Tuesday, 29 July 2014

Nottingham Festival of Words Blog Hop


Nottingham Festival of Words

logo1Nottingham is holding its second Festival of Words in October this year. It will be a celebration of the spoken and written word, as well as a key part of the city’s bid to become a UNESCO City of Literature.  After reading Sarah Dale’s great opening blogpost, it's my turn to pick up the baton and tell you a little bit about my connection to the festival and hopes for what it can bring to Nottingham. Then I’ll be passing the blog baton on to two great writers that embody a lot of what I’ve talked about in this blogpost - Emily Cooper and Pippa Hennessy

What’s your connection with Nottingham and its written and spoken words?

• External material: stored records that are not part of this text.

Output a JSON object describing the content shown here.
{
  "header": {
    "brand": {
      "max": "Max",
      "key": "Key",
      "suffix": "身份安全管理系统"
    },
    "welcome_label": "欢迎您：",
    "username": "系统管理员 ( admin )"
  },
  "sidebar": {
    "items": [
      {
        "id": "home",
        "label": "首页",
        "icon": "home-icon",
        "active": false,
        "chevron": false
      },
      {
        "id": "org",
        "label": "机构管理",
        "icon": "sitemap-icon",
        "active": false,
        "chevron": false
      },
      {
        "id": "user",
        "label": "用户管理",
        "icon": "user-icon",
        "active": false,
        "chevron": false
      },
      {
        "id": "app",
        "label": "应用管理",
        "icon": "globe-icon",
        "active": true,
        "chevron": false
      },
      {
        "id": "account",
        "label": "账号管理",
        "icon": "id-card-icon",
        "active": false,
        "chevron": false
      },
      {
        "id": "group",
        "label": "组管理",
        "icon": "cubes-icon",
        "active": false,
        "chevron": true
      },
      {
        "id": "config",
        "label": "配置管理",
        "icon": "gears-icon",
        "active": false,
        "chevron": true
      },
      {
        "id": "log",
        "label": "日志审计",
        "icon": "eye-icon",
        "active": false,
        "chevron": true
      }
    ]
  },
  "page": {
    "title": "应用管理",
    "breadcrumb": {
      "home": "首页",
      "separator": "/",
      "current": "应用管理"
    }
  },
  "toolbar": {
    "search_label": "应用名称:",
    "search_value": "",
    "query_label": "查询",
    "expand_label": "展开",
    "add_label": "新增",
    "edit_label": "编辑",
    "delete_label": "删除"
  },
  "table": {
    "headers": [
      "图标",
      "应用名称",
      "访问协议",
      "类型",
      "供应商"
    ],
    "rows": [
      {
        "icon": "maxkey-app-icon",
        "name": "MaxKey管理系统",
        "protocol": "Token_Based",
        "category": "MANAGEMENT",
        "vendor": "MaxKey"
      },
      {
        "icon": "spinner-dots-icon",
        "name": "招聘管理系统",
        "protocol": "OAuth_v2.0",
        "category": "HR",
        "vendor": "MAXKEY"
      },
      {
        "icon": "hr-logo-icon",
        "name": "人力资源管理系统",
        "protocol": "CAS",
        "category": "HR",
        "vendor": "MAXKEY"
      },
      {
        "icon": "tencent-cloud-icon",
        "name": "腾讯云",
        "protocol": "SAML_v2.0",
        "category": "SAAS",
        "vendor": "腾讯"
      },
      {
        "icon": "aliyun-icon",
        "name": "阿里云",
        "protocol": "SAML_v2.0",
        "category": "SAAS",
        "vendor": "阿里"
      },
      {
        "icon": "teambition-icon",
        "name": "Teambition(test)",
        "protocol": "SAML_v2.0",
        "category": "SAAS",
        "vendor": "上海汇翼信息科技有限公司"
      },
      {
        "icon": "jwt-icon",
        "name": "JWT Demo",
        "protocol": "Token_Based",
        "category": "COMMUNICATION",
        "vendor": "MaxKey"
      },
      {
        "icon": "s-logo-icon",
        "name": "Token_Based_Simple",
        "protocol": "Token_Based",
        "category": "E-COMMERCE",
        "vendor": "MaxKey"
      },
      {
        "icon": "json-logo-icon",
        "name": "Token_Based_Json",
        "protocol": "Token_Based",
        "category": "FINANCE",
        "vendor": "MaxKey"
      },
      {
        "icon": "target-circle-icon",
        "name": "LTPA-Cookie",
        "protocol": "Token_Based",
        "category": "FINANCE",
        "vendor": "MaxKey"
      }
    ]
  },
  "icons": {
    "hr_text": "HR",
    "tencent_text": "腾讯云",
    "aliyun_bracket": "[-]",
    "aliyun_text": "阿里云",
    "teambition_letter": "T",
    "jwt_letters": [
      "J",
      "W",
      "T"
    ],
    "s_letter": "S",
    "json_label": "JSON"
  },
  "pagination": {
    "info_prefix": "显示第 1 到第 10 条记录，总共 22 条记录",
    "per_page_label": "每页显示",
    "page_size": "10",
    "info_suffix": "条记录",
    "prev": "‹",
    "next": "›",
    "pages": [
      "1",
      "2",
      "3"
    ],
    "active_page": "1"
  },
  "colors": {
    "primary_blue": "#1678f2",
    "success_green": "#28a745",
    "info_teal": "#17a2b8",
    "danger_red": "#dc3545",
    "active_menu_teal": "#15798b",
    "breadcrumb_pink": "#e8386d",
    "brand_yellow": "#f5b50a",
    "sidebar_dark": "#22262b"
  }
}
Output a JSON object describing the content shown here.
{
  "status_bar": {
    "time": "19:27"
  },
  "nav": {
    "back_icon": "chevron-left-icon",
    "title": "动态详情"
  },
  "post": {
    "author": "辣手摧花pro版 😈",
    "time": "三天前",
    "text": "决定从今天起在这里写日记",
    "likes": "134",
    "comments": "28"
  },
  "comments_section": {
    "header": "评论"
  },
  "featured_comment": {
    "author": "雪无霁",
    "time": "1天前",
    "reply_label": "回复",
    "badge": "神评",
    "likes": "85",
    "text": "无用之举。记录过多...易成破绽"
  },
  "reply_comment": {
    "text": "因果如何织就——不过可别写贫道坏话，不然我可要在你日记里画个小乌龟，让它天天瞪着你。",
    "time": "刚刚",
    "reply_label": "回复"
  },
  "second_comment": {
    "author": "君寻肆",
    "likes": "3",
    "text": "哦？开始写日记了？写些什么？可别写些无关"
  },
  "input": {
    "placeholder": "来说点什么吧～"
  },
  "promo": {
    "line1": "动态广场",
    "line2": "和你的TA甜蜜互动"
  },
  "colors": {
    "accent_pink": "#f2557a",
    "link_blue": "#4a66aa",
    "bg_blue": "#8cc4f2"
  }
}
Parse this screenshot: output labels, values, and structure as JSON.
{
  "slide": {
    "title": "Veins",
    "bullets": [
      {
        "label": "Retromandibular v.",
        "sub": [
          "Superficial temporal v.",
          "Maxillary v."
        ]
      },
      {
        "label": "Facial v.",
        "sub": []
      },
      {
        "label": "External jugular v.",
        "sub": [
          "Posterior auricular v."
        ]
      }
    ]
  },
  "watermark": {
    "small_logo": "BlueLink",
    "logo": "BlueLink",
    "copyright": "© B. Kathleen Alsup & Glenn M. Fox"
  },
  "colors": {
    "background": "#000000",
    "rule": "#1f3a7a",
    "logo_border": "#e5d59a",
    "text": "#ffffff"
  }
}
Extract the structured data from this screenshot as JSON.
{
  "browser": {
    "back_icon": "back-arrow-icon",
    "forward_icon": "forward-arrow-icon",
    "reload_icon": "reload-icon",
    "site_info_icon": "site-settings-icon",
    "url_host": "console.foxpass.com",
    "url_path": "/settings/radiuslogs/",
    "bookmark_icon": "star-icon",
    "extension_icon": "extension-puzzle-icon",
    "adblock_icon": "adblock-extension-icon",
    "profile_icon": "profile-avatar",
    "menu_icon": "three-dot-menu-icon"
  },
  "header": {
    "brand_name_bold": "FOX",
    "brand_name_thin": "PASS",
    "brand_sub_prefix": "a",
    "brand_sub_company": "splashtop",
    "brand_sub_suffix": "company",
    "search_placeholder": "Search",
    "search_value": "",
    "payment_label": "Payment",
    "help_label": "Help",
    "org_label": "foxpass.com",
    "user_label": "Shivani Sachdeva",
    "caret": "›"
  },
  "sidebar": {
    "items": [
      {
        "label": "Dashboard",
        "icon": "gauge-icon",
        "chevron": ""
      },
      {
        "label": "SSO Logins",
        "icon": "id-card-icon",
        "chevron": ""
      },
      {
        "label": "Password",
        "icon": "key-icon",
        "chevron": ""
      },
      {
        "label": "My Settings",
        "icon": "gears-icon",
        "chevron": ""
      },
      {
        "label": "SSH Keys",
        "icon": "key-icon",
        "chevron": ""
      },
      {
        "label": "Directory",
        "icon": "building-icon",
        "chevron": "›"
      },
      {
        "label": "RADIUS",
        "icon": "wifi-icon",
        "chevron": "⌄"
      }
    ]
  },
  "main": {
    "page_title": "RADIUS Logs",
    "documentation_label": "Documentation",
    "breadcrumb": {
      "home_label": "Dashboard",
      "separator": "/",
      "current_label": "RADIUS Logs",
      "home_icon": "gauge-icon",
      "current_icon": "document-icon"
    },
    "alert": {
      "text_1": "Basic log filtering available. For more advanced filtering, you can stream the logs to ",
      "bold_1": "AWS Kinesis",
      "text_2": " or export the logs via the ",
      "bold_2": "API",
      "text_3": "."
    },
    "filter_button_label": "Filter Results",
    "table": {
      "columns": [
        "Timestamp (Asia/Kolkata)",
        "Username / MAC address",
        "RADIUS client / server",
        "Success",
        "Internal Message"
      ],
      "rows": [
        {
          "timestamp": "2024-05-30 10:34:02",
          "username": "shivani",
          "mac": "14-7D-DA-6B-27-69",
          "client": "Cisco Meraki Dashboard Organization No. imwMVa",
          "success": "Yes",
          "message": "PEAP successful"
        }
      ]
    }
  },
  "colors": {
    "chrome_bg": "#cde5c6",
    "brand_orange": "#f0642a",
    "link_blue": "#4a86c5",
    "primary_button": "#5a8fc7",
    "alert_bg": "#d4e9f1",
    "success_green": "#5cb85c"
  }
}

Words have welded me to Nottingham since I arrived here in my old red Peugeot in 1997. I came to Nottingham after getting a copywriter job in advertising, so it’s likely you might have heard some of my writing without knowing it!  After a few years of doing that, I had a story that kept coming back to haunt me, so I took a deep breath, left my old job and began writing fiction. Shortly after that, I heard about Nottingham Writers Studio, and sent off my application – one of my smarter decisions. Through meeting other writers at the Studio and events members were involved in, I’ve met, talked to and been inspired by brilliant Nottingham writers who’ve been kind enough to support and encourage me to keep doing the work of telling my story. Without them, I’d still be trying to get chapter one right of that first book, rather than working to finish my third.

What do you love about Nottingham and its creative scene right now?

I love the sheer variety of talent and passion for supporting creativity we have in Nottingham at the moment. Wherever you look in the city there are people sharing that enthusiasm week in week out, from The Mouthy Poets, to Broadway Book Club, to emerging comic, music and book stores like Five Leaves, to the programmes celebrating Nottingham’s creativity on Notts TV – I can only see it growing.  I joined over a hundred readers in the Dawn of the Unread mass read recently – it was fantastic to see how many people were willing to say how important stories were to them and how important it is to share that passion. I was involved in promoting last year’s Nottingham Festival of Words, and was amazed by how much talent is here in the city, working away to bring amazing new things for Nottingham audiences to experience. I’m looking forward to seeing more of that when the festival launches later this year.

How would you describe Nottingham to a visitor coming to the Festival of Words?

Nottingham is born from stories of rebellion, beginning with Robin Hood’s literary legacy, and continuing through rebel writers, rebel printers, rebel booksellers, and since Dawn of the Unread’s flashmob event, rebel readers! If you want more from your words, so do we - we’re a city made of stories. All you have to do is come, look, listen and get involved- you won’t regret it.